I made this next dish for my son up at Sac State last week, and I was thoroughly pleased that he enjoyed it so well there were no leftovers. I'd had just oven an hour and a half to make it, but from prep to serving, I did not need even that much time. Here is my Speedy Verde Carnitas!
Here is what I brought up to Sacramento with me:
1 one pound package of pork butt/shoulder cut into one-inch cubes
2 four-ounce cans of diced green chiles
2 eight ounce cans of Verde sauce
1 8 ounce can of corn (optional)
1 box of low sodium chicken stock (although two cups of water will be fine)
3 cloves finely chopped garlic (or 1.5 teaspoon granulated or dried minced garlic)
1 red or yellow onion, chopped (or 1.5 tablespoons granulated onion or powder)
1 teaspoon salt and 1 teaspoon black pepper
3 tablespoons extra virgin olive oil (or your favorite oil)
Your favorite cheese for a topper
Over medium-high heat, add the olive oil to a high-sided pot or pan. While the oil is heating, season the pork with salt and pepper. If you are using all granulated seasonings, season the pork with a little onion and garlic powder, too. Save the rest for the sauce. When the oil begins to rippled, add the pork to the pan and allow it to sear about seven or eight minutes, until golden brown. Do not try to continuously move the pork around. As it cararmelizes, the sugars in the meat with release it from the hot pan. Then it is okay to stir it around. Once the meat has browned, and if you are using fresh garlic and onion, add those now. Otherwise, save the garlic and onion until the wet ingredients have been added to the pot or pan. Add the verde sauce and the cans of roasted green chiles and stir to thoroughly incorporate. *Now add the powdered seasonings, if you are not using fresh ingredients. Once more, stir thoroughly to allow those wonderful flavors to marry with the sauce. Delicious.
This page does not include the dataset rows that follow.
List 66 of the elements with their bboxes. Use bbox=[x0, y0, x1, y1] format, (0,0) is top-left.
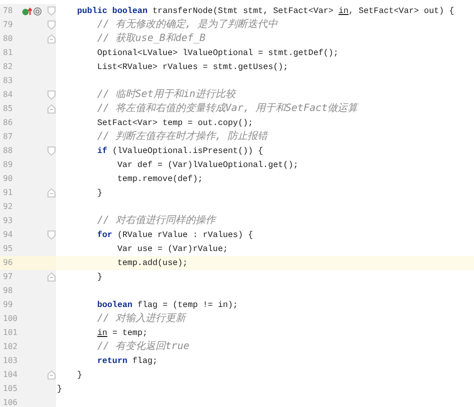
code-line: } bbox=[56, 383, 62, 396]
fold-marker-icon[interactable] bbox=[47, 20, 56, 30]
line-number: 88 bbox=[3, 145, 14, 157]
line-number: 87 bbox=[3, 131, 14, 143]
code-line: Optional<LValue> lValueOptional = stmt.getDef(); bbox=[96, 47, 338, 60]
line-number: 100 bbox=[3, 313, 18, 325]
line-number: 95 bbox=[3, 243, 14, 255]
code-line: // 判断左值存在时才操作, 防止报错 bbox=[96, 130, 268, 144]
line-number: 103 bbox=[3, 355, 18, 367]
line-number: 94 bbox=[3, 229, 14, 241]
annotation-gutter-icon[interactable] bbox=[33, 7, 42, 16]
line-number: 89 bbox=[3, 159, 14, 171]
code-line: // 有变化返回true bbox=[96, 340, 190, 354]
code-line: // 对输入进行更新 bbox=[96, 312, 186, 326]
code-line: // 对右值进行同样的操作 bbox=[96, 214, 216, 228]
code-line: // 将左值和右值的变量转成Var, 用于和SetFact做运算 bbox=[96, 102, 358, 116]
line-number: 85 bbox=[3, 103, 14, 115]
code-line: // 获取use_B和def_B bbox=[96, 32, 206, 46]
code-line: } bbox=[96, 187, 102, 200]
line-number: 101 bbox=[3, 327, 18, 339]
line-number: 93 bbox=[3, 215, 14, 227]
implements-gutter-icon[interactable] bbox=[22, 7, 32, 16]
line-number: 105 bbox=[3, 383, 18, 395]
line-number: 84 bbox=[3, 89, 14, 101]
code-line: boolean flag = (temp != in); bbox=[96, 299, 238, 312]
code-line: public boolean transferNode(Stmt stmt, SetFact<Var> in, SetFact<Var> out) { bbox=[76, 5, 454, 18]
code-line: List<RValue> rValues = stmt.getUses(); bbox=[96, 61, 288, 74]
line-number: 81 bbox=[3, 47, 14, 59]
fold-marker-icon[interactable] bbox=[47, 188, 56, 198]
fold-marker-icon[interactable] bbox=[47, 370, 56, 380]
fold-marker-icon[interactable] bbox=[47, 104, 56, 114]
code-line: in = temp; bbox=[96, 327, 148, 340]
code-line: temp.remove(def); bbox=[116, 173, 203, 186]
fold-marker-icon[interactable] bbox=[47, 146, 56, 156]
fold-marker-icon[interactable] bbox=[47, 90, 56, 100]
line-number: 106 bbox=[3, 397, 18, 407]
fold-marker-icon[interactable] bbox=[47, 230, 56, 240]
line-number: 79 bbox=[3, 19, 14, 31]
line-number: 78 bbox=[3, 5, 14, 17]
line-number: 99 bbox=[3, 299, 14, 311]
code-line: } bbox=[76, 369, 82, 382]
line-number: 83 bbox=[3, 75, 14, 87]
code-line: temp.add(use); bbox=[116, 257, 188, 270]
line-number: 80 bbox=[3, 33, 14, 45]
code-line: Var def = (Var)lValueOptional.get(); bbox=[116, 159, 298, 172]
line-number: 92 bbox=[3, 201, 14, 213]
code-line: for (RValue rValue : rValues) { bbox=[96, 229, 254, 242]
line-number: 86 bbox=[3, 117, 14, 129]
line-number: 91 bbox=[3, 187, 14, 199]
code-line: // 有无修改的确定, 是为了判断迭代中 bbox=[96, 18, 278, 32]
code-line: if (lValueOptional.isPresent()) { bbox=[96, 145, 264, 158]
line-number: 90 bbox=[3, 173, 14, 185]
line-number: 82 bbox=[3, 61, 14, 73]
code-line: } bbox=[96, 271, 102, 284]
line-number: 96 bbox=[3, 257, 14, 269]
code-line: return flag; bbox=[96, 355, 158, 368]
fold-marker-icon[interactable] bbox=[47, 272, 56, 282]
line-number: 97 bbox=[3, 271, 14, 283]
code-line: // 临时Set用于和in进行比较 bbox=[96, 88, 236, 102]
line-number: 104 bbox=[3, 369, 18, 381]
line-number: 102 bbox=[3, 341, 18, 353]
line-number: 98 bbox=[3, 285, 14, 297]
code-line: Var use = (Var)rValue; bbox=[116, 243, 228, 256]
fold-marker-icon[interactable] bbox=[47, 34, 56, 44]
code-line: SetFact<Var> temp = out.copy(); bbox=[96, 117, 254, 130]
fold-marker-icon[interactable] bbox=[47, 6, 56, 16]
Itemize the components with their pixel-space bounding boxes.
At this point, turn the heat to high, and when the sauce begins to boil, partially cover and reduce the heat to medium-low to simmer. Let the carnitas and sauce simmer for 45 minutes to an hour. Uncover and simmer for another fifteen minutes.
You could serve with cilantro as another splash of fresh color and flavor! This meal is warm, tangy, and one of the easiest comfort foods Ever. I cannot wait to make this in a more traditional manner and cook it low and slow for four or more hours. But for our college students, this is speedy, easy and comforty.
Thank You for your time and consideration, folks!